A woman whose hand was seen touching the laptop that was stolen from Nancy Pelosi’s office during the Jan. 6 attack on the U.S. Capitol has been convicted for her role in the riot and theft.
Maryann Mooney-Rondon, 56, of Watertown, New York, was found guilty Monday of obstruction of an official proceeding and aiding and abetting the theft of government property. The verdict came from U.S. District Judge Jia Cobb following a stipulated trial, in which Mooney-Rondon and federal prosecutors agreed upon a specific set of facts regarding her actions on Jan. 6, the Justice Department announced in a press release.
According to the statement of stipulated facts, Mooney-Rondon drove with her son Rafael Rondon from Watertown — some 320 miles northwest of New York City — to the Washington, D.C., area on Jan. 5, 2021, to attend Donald Trump’s so-called “Stop the Steal” rally near the White House on Jan. 6. At that event, Trump exhorted his supporters to march to the Capitol and “fight like hell” against Congress’ certification of Joe Biden’s win in the 2020 presidential election. Mooney-Rondon joined that march and entered the building at around 2:23 p.m., around 10 minutes after the building was initially breached by violent rioters who smashed windows and broke doors.

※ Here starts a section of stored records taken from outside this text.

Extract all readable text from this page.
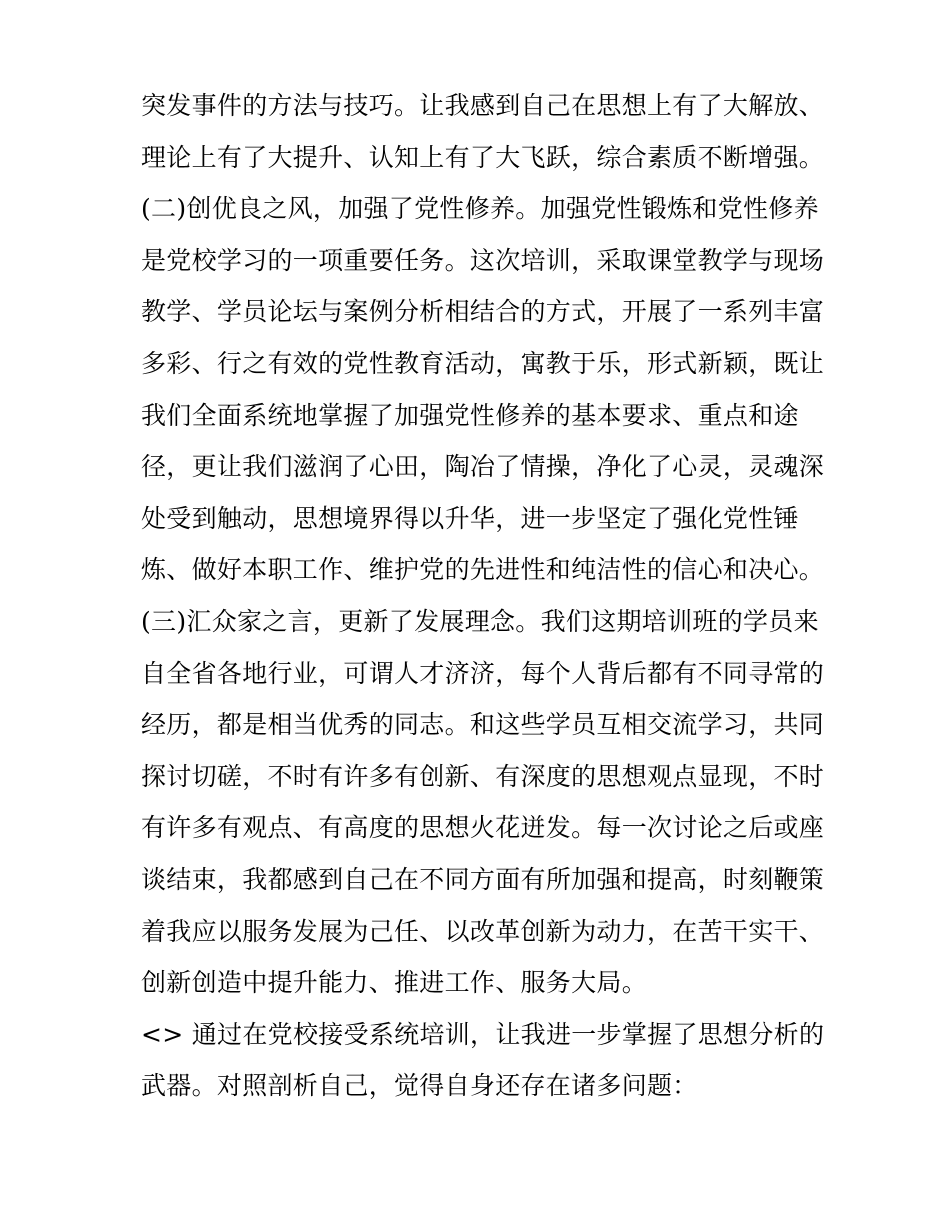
突发事件的方法与技巧。让我感到自己在思想上有了大解放、
理论上有了大提升、认知上有了大飞跃，综合素质不断增强。
(二)创优良之风，加强了党性修养。加强党性锻炼和党性修养
是党校学习的一项重要任务。这次培训，采取课堂教学与现场
教学、学员论坛与案例分析相结合的方式，开展了一系列丰富
多彩、行之有效的党性教育活动，寓教于乐，形式新颖，既让
我们全面系统地掌握了加强党性修养的基本要求、重点和途
径，更让我们滋润了心田，陶冶了情操，净化了心灵，灵魂深
处受到触动，思想境界得以升华，进一步坚定了强化党性锤
炼、做好本职工作、维护党的先进性和纯洁性的信心和决心。
(三)汇众家之言，更新了发展理念。我们这期培训班的学员来
自全省各地行业，可谓人才济济，每个人背后都有不同寻常的
经历，都是相当优秀的同志。和这些学员互相交流学习，共同
探讨切磋，不时有许多有创新、有深度的思想观点显现，不时
有许多有观点、有高度的思想火花迸发。每一次讨论之后或座
谈结束，我都感到自己在不同方面有所加强和提高，时刻鞭策
着我应以服务发展为己任、以改革创新为动力，在苦干实干、
创新创造中提升能力、推进工作、服务大局。
<> 通过在党校接受系统培训，让我进一步掌握了思想分析的
武器。对照剖析自己，觉得自身还存在诸多问题：
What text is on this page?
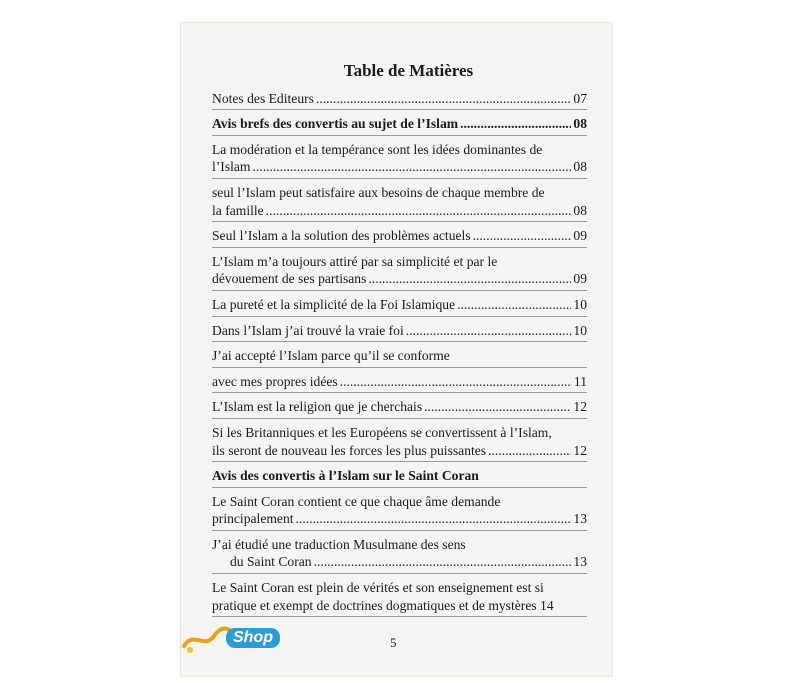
Table de Matières
Notes des Editeurs .....	07
Avis brefs des convertis au sujet de l’Islam .....	08
La modération et la tempérance sont les idées dominantes de
l’Islam .....	08
seul l’Islam peut satisfaire aux besoins de chaque membre de
la famille .....	08
Seul l’Islam a la solution des problèmes actuels .....	09
L’Islam m’a toujours attiré par sa simplicité et par le
dévouement de ses partisans .....	09
La pureté et la simplicité de la Foi Islamique .....	10
Dans l’Islam j’ai trouvé la vraie foi .....	10
J’ai accepté l’Islam parce qu’il se conforme
avec mes propres idées .....	11
L’Islam est la religion que je cherchais .....	12
Si les Britanniques et les Européens se convertissent à l’Islam,
ils seront de nouveau les forces les plus puissantes .....	12
Avis des convertis à l’Islam sur le Saint Coran
Le Saint Coran contient ce que chaque âme demande
principalement .....	13
J’ai étudié une traduction Musulmane des sens
du Saint Coran .....	13
Le Saint Coran est plein de vérités et son enseignement est si
pratique et exempt de doctrines dogmatiques et de mystères 14
5
Shop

She and her son made their way to then-House Speaker Nancy Pelosi’s office suite, where they apparently discussed stealing the laptop that they believed belonged to the top Democrat in the House at the time.
“It would be interesting to see what’s on that hard drive,” Mooney-Rondon apparently told an as-yet-unidentified man, according to court documents. She then provided that man with her gloves so that he could “retrieve the laptop computer without leaving fingerprint evidence on the device.”
The man then took the computer.
Afterwards, Mooney-Rondon and her son were seen in the Senate Gallery, where they stole a bag containing an “emergency escape hood,” which contains an air-filtering device that members of Congress and their staff keep on hand to use in case of emergencies. They eventually left the building after about 30 minutes inside, at 2:52 p.m.
According to the federal docket, Mooney-Rondon was also charged with six trespassing and disorderly conduct misdemeanors that carried a combined potential four years behind bars. She was not convicted of those charges.
Mooney-Rondon faces up to 20 years in prison on the obstruction charge and up to one year for the theft charge, plus potential financial penalties.
Her conviction marks the latest development in the prosecution for those accused in stealing then-House Speaker Pelosi’s laptop from her office in the Capitol. Mooney-Rondon’s son Rafael Rondon, 25, pleaded guilty in December to the felony obstruction charge. He is set to be sentenced in June.
On Thursday, Riley June Williams, who was charged — but not convicted — of stealing the laptop and possibly trying to sell it to Russian intelligence was sentenced to three years behind bars. According to prosecutors, when Williams was in Pelosi’s office she told another rioter to “put on gloves” in order to avoid leaving fingerprints on the computer.
Cobb, a Biden appointee, set Mooney-Rondon’s sentencing for July 18.